TVA : quid de la refacturation d’une amende légale ?

Actualité fiscale -12 juillet 2024 - Source : CAA Nantes, 11 juin 2024

Sont soumises à la TVA, les livraisons de biens et les prestations de services effectuées à titre onéreux par un assujetti agissant en tant que tel, c’est-à-dire, par une personne qui exerce de manière indépendante une activité économique.

En outre, le versement d'une somme ne peut être regardé comme la contrepartie d'une prestation qu'à la condition, notamment, qu'il existe un lien direct entre ce versement et une prestation nettement individualisable fournie par le bénéficiaire du versement, et que l’opération ne fasse pas l’objet d’une exonération.

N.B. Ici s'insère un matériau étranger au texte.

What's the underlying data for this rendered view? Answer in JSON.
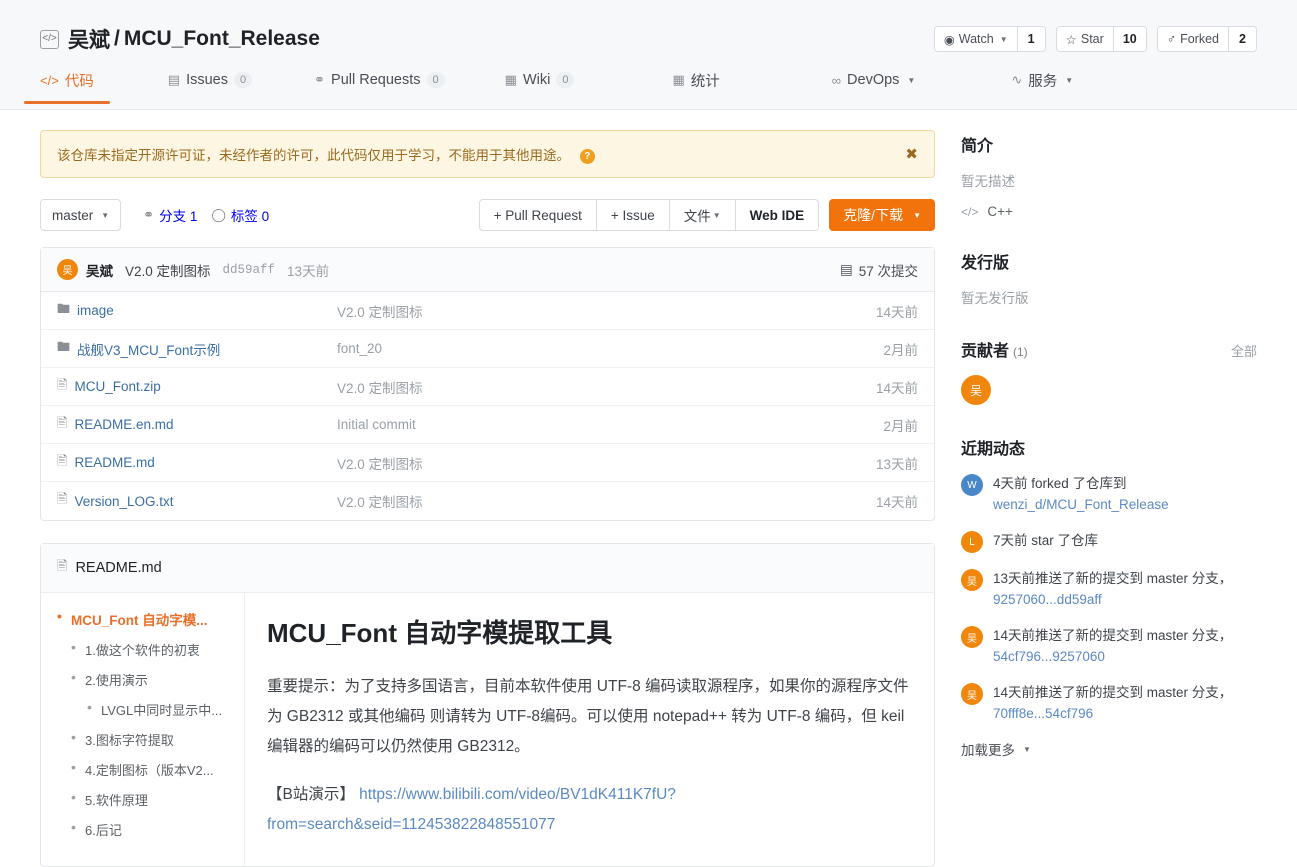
{
  "header": {
    "repo_icon": "code-repo-icon",
    "owner": "吴斌",
    "separator": "/",
    "name": "MCU_Font_Release",
    "actions": [
      {
        "icon": "eye-icon",
        "glyph": "◉",
        "label": "Watch",
        "has_caret": true,
        "count": "1",
        "name": "watch"
      },
      {
        "icon": "star-icon",
        "glyph": "☆",
        "label": "Star",
        "has_caret": false,
        "count": "10",
        "name": "star"
      },
      {
        "icon": "fork-icon",
        "glyph": "⑂",
        "label": "Forked",
        "has_caret": false,
        "count": "2",
        "name": "forked"
      }
    ]
  },
  "tabs": [
    {
      "label": "代码",
      "icon": "code-icon",
      "glyph": "‹›",
      "badge": null,
      "active": true,
      "name": "code"
    },
    {
      "label": "Issues",
      "icon": "issue-icon",
      "glyph": "▤",
      "badge": "0",
      "active": false,
      "name": "issues"
    },
    {
      "label": "Pull Requests",
      "icon": "pull-request-icon",
      "glyph": "⑂",
      "badge": "0",
      "active": false,
      "name": "pull-requests"
    },
    {
      "label": "Wiki",
      "icon": "wiki-icon",
      "glyph": "▦",
      "badge": "0",
      "active": false,
      "name": "wiki"
    },
    {
      "label": "统计",
      "icon": "chart-icon",
      "glyph": "☰",
      "badge": null,
      "active": false,
      "name": "stats"
    },
    {
      "label": "DevOps",
      "icon": "infinity-icon",
      "glyph": "∞",
      "badge": null,
      "active": false,
      "caret": true,
      "name": "devops"
    },
    {
      "label": "服务",
      "icon": "pulse-icon",
      "glyph": "⌇",
      "badge": null,
      "active": false,
      "caret": true,
      "name": "services"
    }
  ],
  "alert": {
    "text": "该仓库未指定开源许可证，未经作者的许可，此代码仅用于学习，不能用于其他用途。",
    "help_glyph": "?",
    "close_glyph": "✖"
  },
  "toolbar": {
    "branch": "master",
    "branches_label": "分支 1",
    "tags_label": "标签 0",
    "pull_request_label": "+ Pull Request",
    "issue_label": "+ Issue",
    "files_label": "文件",
    "webide_label": "Web IDE",
    "clone_label": "克隆/下载"
  },
  "commit_bar": {
    "avatar_text": "吴",
    "author": "吴斌",
    "message": "V2.0 定制图标",
    "sha": "dd59aff",
    "time": "13天前",
    "commits_count": "57 次提交"
  },
  "files": [
    {
      "type": "dir",
      "name": "image",
      "message": "V2.0 定制图标",
      "time": "14天前"
    },
    {
      "type": "dir",
      "name": "战舰V3_MCU_Font示例",
      "message": "font_20",
      "time": "2月前"
    },
    {
      "type": "file",
      "name": "MCU_Font.zip",
      "message": "V2.0 定制图标",
      "time": "14天前"
    },
    {
      "type": "file",
      "name": "README.en.md",
      "message": "Initial commit",
      "time": "2月前"
    },
    {
      "type": "file",
      "name": "README.md",
      "message": "V2.0 定制图标",
      "time": "13天前"
    },
    {
      "type": "file",
      "name": "Version_LOG.txt",
      "message": "V2.0 定制图标",
      "time": "14天前"
    }
  ],
  "readme": {
    "filename": "README.md",
    "toc": [
      {
        "level": 1,
        "label": "MCU_Font 自动字模..."
      },
      {
        "level": 2,
        "label": "1.做这个软件的初衷"
      },
      {
        "level": 2,
        "label": "2.使用演示"
      },
      {
        "level": 3,
        "label": "LVGL中同时显示中..."
      },
      {
        "level": 2,
        "label": "3.图标字符提取"
      },
      {
        "level": 2,
        "label": "4.定制图标（版本V2..."
      },
      {
        "level": 2,
        "label": "5.软件原理"
      },
      {
        "level": 2,
        "label": "6.后记"
      }
    ],
    "title": "MCU_Font 自动字模提取工具",
    "paragraph": "重要提示：为了支持多国语言，目前本软件使用 UTF-8 编码读取源程序，如果你的源程序文件为 GB2312 或其他编码 则请转为 UTF-8编码。可以使用 notepad++ 转为 UTF-8 编码，但 keil 编辑器的编码可以仍然使用 GB2312。",
    "bilibili_prefix": "【B站演示】",
    "bilibili_link": "https://www.bilibili.com/video/BV1dK411K7fU?from=search&seid=112453822848551077"
  },
  "sidebar": {
    "intro_title": "简介",
    "intro_desc": "暂无描述",
    "language": "C++",
    "release_title": "发行版",
    "release_desc": "暂无发行版",
    "contrib_title": "贡献者",
    "contrib_count": "(1)",
    "contrib_all": "全部",
    "contrib_avatar": "吴",
    "activity_title": "近期动态",
    "activity": [
      {
        "avatar": "W",
        "color": "#4a87c8",
        "time": "4天前",
        "text": " forked 了仓库到 ",
        "link": "wenzi_d/MCU_Font_Release"
      },
      {
        "avatar": "L",
        "color": "#f0860c",
        "time": "7天前",
        "text": " star 了仓库",
        "link": ""
      },
      {
        "avatar": "吴",
        "color": "#f0860c",
        "time": "13天前",
        "text": "推送了新的提交到 master 分支，",
        "link": "9257060...dd59aff"
      },
      {
        "avatar": "吴",
        "color": "#f0860c",
        "time": "14天前",
        "text": "推送了新的提交到 master 分支，",
        "link": "54cf796...9257060"
      },
      {
        "avatar": "吴",
        "color": "#f0860c",
        "time": "14天前",
        "text": "推送了新的提交到 master 分支，",
        "link": "70fff8e...54cf796"
      }
    ],
    "load_more": "加载更多"
  }
}
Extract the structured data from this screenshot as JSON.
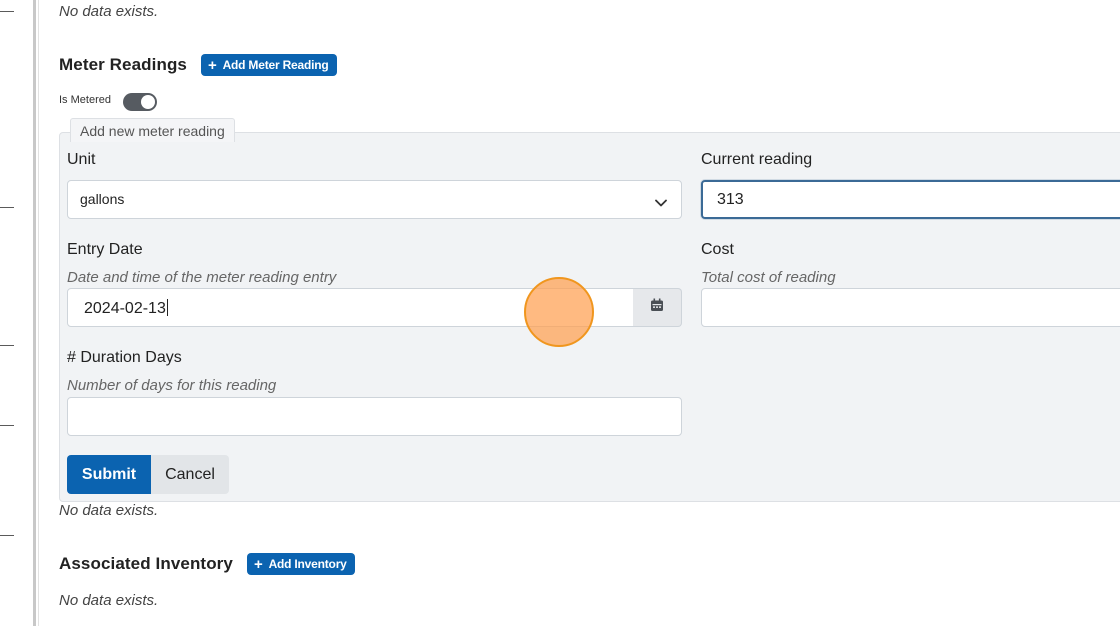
{
  "top_section": {
    "empty_text": "No data exists."
  },
  "meter_readings": {
    "title": "Meter Readings",
    "add_button": "Add Meter Reading",
    "is_metered_label": "Is Metered",
    "is_metered": true,
    "empty_text": "No data exists.",
    "form": {
      "legend": "Add new meter reading",
      "unit": {
        "label": "Unit",
        "value": "gallons"
      },
      "current_reading": {
        "label": "Current reading",
        "value": "313"
      },
      "entry_date": {
        "label": "Entry Date",
        "help": "Date and time of the meter reading entry",
        "value": "2024-02-13"
      },
      "cost": {
        "label": "Cost",
        "help": "Total cost of reading",
        "value": ""
      },
      "duration_days": {
        "label": "# Duration Days",
        "help": "Number of days for this reading",
        "value": ""
      },
      "submit_label": "Submit",
      "cancel_label": "Cancel"
    }
  },
  "associated_inventory": {
    "title": "Associated Inventory",
    "add_button": "Add Inventory",
    "empty_text": "No data exists."
  },
  "colors": {
    "primary": "#0b63b0",
    "focus_border": "#3b6a96",
    "click_indicator": "#f0961e"
  },
  "icons": [
    "plus-icon",
    "chevron-down-icon",
    "calendar-icon"
  ]
}
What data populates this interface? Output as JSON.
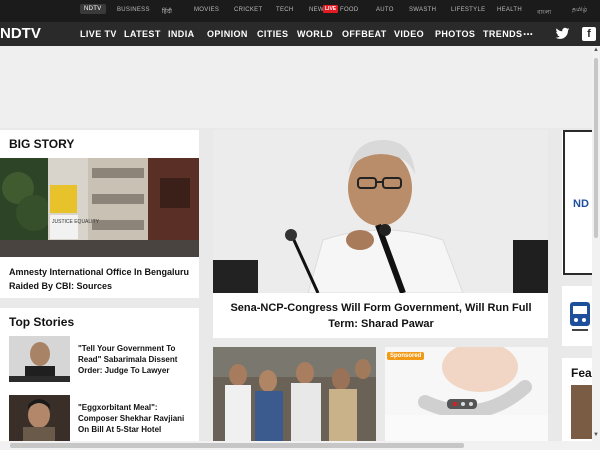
{
  "topbar": {
    "items": [
      "NDTV",
      "BUSINESS",
      "हिंदी",
      "MOVIES",
      "CRICKET",
      "TECH",
      "NEW",
      "FOOD",
      "AUTO",
      "SWASTH",
      "LIFESTYLE",
      "HEALTH",
      "বাংলা",
      "தமிழ்"
    ],
    "live_badge": "LIVE"
  },
  "navbar": {
    "logo_prefix": "",
    "logo_main": "NDTV",
    "items": [
      "LIVE TV",
      "LATEST",
      "INDIA",
      "OPINION",
      "CITIES",
      "WORLD",
      "OFFBEAT",
      "VIDEO",
      "PHOTOS",
      "TRENDS"
    ],
    "more": "..."
  },
  "big_story": {
    "title": "BIG STORY",
    "headline": "Amnesty International Office In Bengaluru Raided By CBI: Sources",
    "image_sign_text": "JUSTICE EQUALITY"
  },
  "lead_story": {
    "headline": "Sena-NCP-Congress Will Form Government, Will Run Full Term: Sharad Pawar"
  },
  "top_stories": {
    "title": "Top Stories",
    "items": [
      {
        "headline": "\"Tell Your Government To Read\" Sabarimala Dissent Order: Judge To Lawyer"
      },
      {
        "headline": "\"Eggxorbitant Meal\": Composer Shekhar Ravjiani On Bill At 5-Star Hotel"
      }
    ]
  },
  "promo": {
    "badge": "Sponsored"
  },
  "right_rail": {
    "logo_text": "ND",
    "feature_title": "Fea"
  },
  "colors": {
    "brand_red": "#e11b22",
    "nav_dark": "#2a2a2a",
    "top_dark": "#1b1b1b",
    "sponsored": "#f29a17"
  }
}
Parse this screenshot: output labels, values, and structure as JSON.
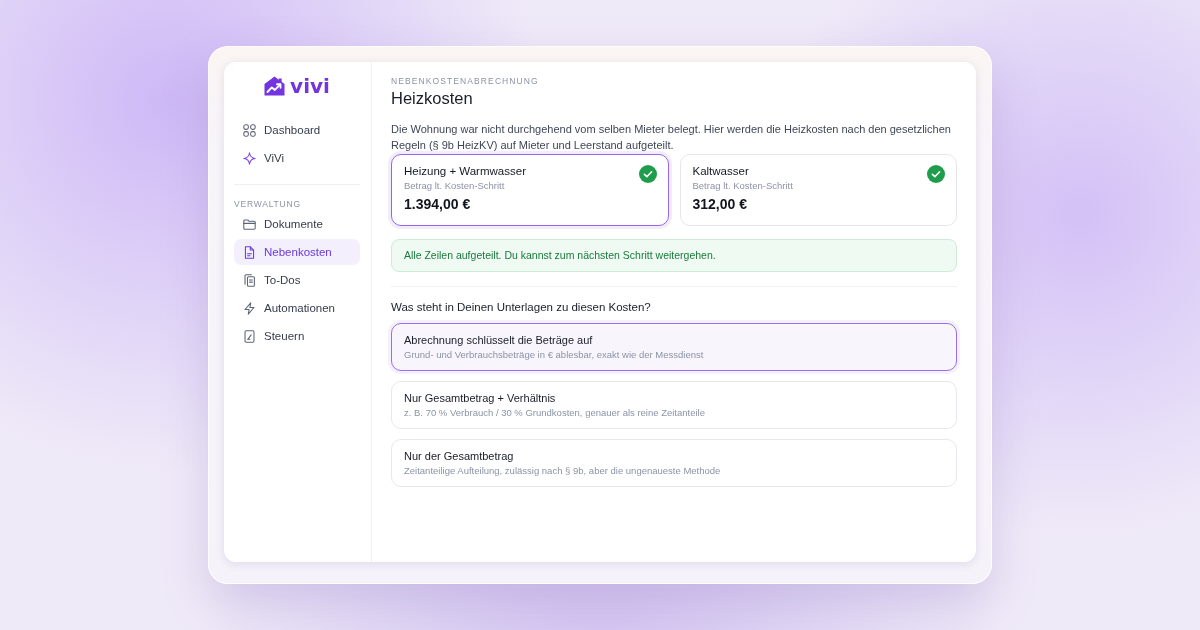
{
  "sidebar": {
    "logo": "vivi",
    "items": [
      {
        "label": "Dashboard",
        "selected": false
      },
      {
        "label": "ViVi",
        "selected": false
      }
    ],
    "section": {
      "heading": "VERWALTUNG",
      "items": [
        {
          "label": "Dokumente",
          "selected": false
        },
        {
          "label": "Nebenkosten",
          "selected": true
        },
        {
          "label": "To-Dos",
          "selected": false
        },
        {
          "label": "Automationen",
          "selected": false
        },
        {
          "label": "Steuern",
          "selected": false
        }
      ]
    }
  },
  "header": {
    "eyebrow": "NEBENKOSTENABRECHNUNG",
    "title": "Heizkosten",
    "description": "Die Wohnung war nicht durchgehend vom selben Mieter belegt. Hier werden die Heizkosten nach den gesetzlichen Regeln (§ 9b HeizKV) auf Mieter und Leerstand aufgeteilt."
  },
  "cost_cards": [
    {
      "title": "Heizung + Warmwasser",
      "subtitle": "Betrag lt. Kosten-Schritt",
      "amount": "1.394,00 €",
      "selected": true,
      "done": true
    },
    {
      "title": "Kaltwasser",
      "subtitle": "Betrag lt. Kosten-Schritt",
      "amount": "312,00 €",
      "selected": false,
      "done": true
    }
  ],
  "notice": "Alle Zeilen aufgeteilt. Du kannst zum nächsten Schritt weitergehen.",
  "question": {
    "text": "Was steht in Deinen Unterlagen zu diesen Kosten?",
    "options": [
      {
        "title": "Abrechnung schlüsselt die Beträge auf",
        "description": "Grund- und Verbrauchsbeträge in € ablesbar, exakt wie der Messdienst",
        "selected": true
      },
      {
        "title": "Nur Gesamtbetrag + Verhältnis",
        "description": "z. B. 70 % Verbrauch / 30 % Grundkosten, genauer als reine Zeitanteile",
        "selected": false
      },
      {
        "title": "Nur der Gesamtbetrag",
        "description": "Zeitanteilige Aufteilung, zulässig nach § 9b, aber die ungenaueste Methode",
        "selected": false
      }
    ]
  }
}
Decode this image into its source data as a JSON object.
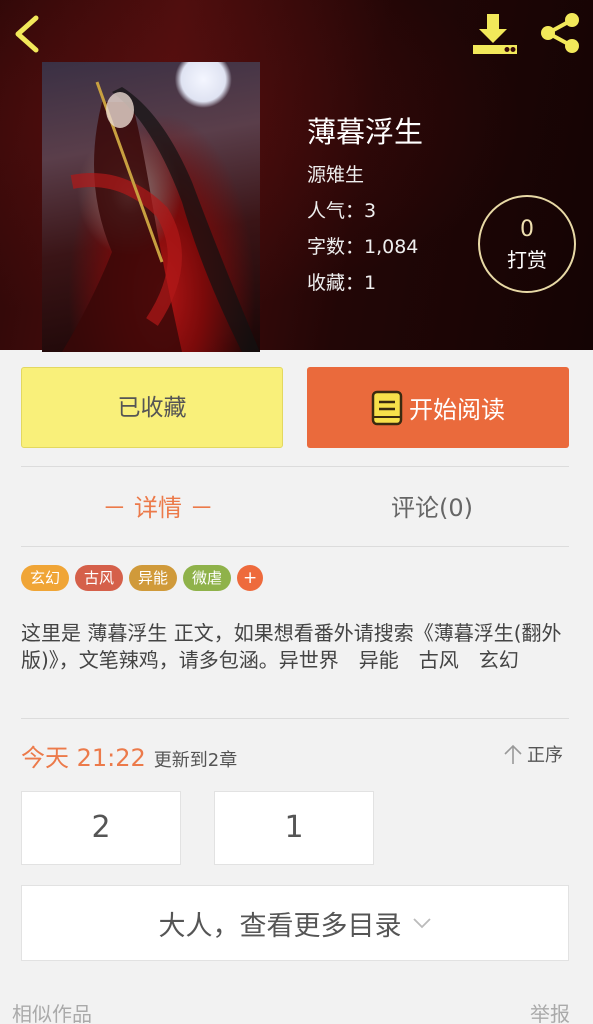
{
  "book": {
    "title": "薄暮浮生",
    "author": "源雉生",
    "popularity": "人气：3",
    "word_count": "字数：1,084",
    "favorites": "收藏：1"
  },
  "tip": {
    "count": "0",
    "label": "打赏"
  },
  "actions": {
    "favorite_label": "已收藏",
    "read_label": "开始阅读"
  },
  "tabs": {
    "detail": "－ 详情 －",
    "comments": "评论(0)"
  },
  "tags": [
    {
      "label": "玄幻",
      "color": "#f0a536"
    },
    {
      "label": "古风",
      "color": "#d5604a"
    },
    {
      "label": "异能",
      "color": "#d09a3a"
    },
    {
      "label": "微虐",
      "color": "#8fb24a"
    },
    {
      "label": "+",
      "color": "#ee6a3c"
    }
  ],
  "description": "这里是 薄暮浮生 正文，如果想看番外请搜索《薄暮浮生(翻外版)》，文笔辣鸡，请多包涵。异世界　异能　古风　玄幻",
  "update": {
    "time": "今天 21:22",
    "text": "更新到2章"
  },
  "sort_label": "正序",
  "chapters": [
    "2",
    "1"
  ],
  "more_catalog": "大人，查看更多目录",
  "footer": {
    "similar": "相似作品",
    "report": "举报"
  },
  "colors": {
    "accent": "#ec7a4a",
    "read_button": "#ea6a3c",
    "favorite_button": "#f9f07a",
    "icon_yellow": "#f2e85a"
  }
}
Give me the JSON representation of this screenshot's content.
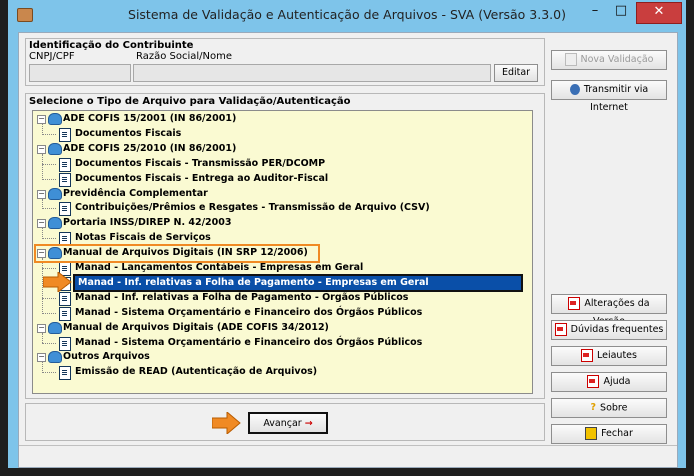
{
  "window": {
    "title": "Sistema de Validação e Autenticação de Arquivos - SVA (Versão 3.3.0)",
    "controls": {
      "minimize": "–",
      "maximize": "□",
      "close": "✕"
    }
  },
  "contribuinte": {
    "group_title": "Identificação do Contribuinte",
    "cnpj_label": "CNPJ/CPF",
    "razao_label": "Razão Social/Nome",
    "cnpj_value": "",
    "razao_value": "",
    "edit_button": "Editar"
  },
  "selection": {
    "group_title": "Selecione o Tipo de Arquivo para Validação/Autenticação",
    "tree": [
      {
        "label": "ADE COFIS 15/2001 (IN 86/2001)",
        "level": 0,
        "type": "folder"
      },
      {
        "label": "Documentos Fiscais",
        "level": 1,
        "type": "doc"
      },
      {
        "label": "ADE COFIS 25/2010 (IN 86/2001)",
        "level": 0,
        "type": "folder"
      },
      {
        "label": "Documentos Fiscais - Transmissão PER/DCOMP",
        "level": 1,
        "type": "doc"
      },
      {
        "label": "Documentos Fiscais - Entrega ao Auditor-Fiscal",
        "level": 1,
        "type": "doc"
      },
      {
        "label": "Previdência Complementar",
        "level": 0,
        "type": "folder"
      },
      {
        "label": "Contribuições/Prêmios e Resgates - Transmissão de Arquivo (CSV)",
        "level": 1,
        "type": "doc"
      },
      {
        "label": "Portaria INSS/DIREP N. 42/2003",
        "level": 0,
        "type": "folder"
      },
      {
        "label": "Notas Fiscais de Serviços",
        "level": 1,
        "type": "doc"
      },
      {
        "label": "Manual de Arquivos Digitais (IN SRP 12/2006)",
        "level": 0,
        "type": "folder"
      },
      {
        "label": "Manad - Lançamentos Contábeis - Empresas em Geral",
        "level": 1,
        "type": "doc"
      },
      {
        "label": "Manad - Inf. relativas a Folha de Pagamento - Empresas em Geral",
        "level": 1,
        "type": "doc",
        "selected": true
      },
      {
        "label": "Manad - Inf. relativas a Folha de Pagamento - Órgãos Públicos",
        "level": 1,
        "type": "doc"
      },
      {
        "label": "Manad - Sistema Orçamentário e Financeiro dos Órgãos Públicos",
        "level": 1,
        "type": "doc"
      },
      {
        "label": "Manual de Arquivos Digitais (ADE COFIS 34/2012)",
        "level": 0,
        "type": "folder"
      },
      {
        "label": "Manad - Sistema Orçamentário e Financeiro dos Órgãos Públicos",
        "level": 1,
        "type": "doc"
      },
      {
        "label": "Outros Arquivos",
        "level": 0,
        "type": "folder"
      },
      {
        "label": "Emissão de READ (Autenticação de Arquivos)",
        "level": 1,
        "type": "doc"
      }
    ]
  },
  "actions": {
    "avancar": "Avançar"
  },
  "side_buttons": {
    "nova_validacao": "Nova Validação",
    "transmitir": "Transmitir via Internet",
    "alteracoes": "Alterações da Versão",
    "duvidas": "Dúvidas frequentes",
    "leiautes": "Leiautes",
    "ajuda": "Ajuda",
    "sobre": "Sobre",
    "fechar": "Fechar"
  },
  "colors": {
    "selection": "#0a4fa8",
    "highlight": "#f08a24",
    "tree_bg": "#fafad2"
  }
}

S’agissant des amendes légales refacturées aux clients, au cas d’espèce, contravention au stationnement ou pour excès de vitesse, ces sommes ne sont pas soumises à la TVA à défaut de se situer dans le champ d’application de la taxe, dès lors que la somme refacturée :

  • N'avait pas pour objet de rémunérer la société d'un élément de la prestation consistant dans la location d'un véhicule, et, partant, ne constituait pas la contrepartie d’une prestation de service individualisable.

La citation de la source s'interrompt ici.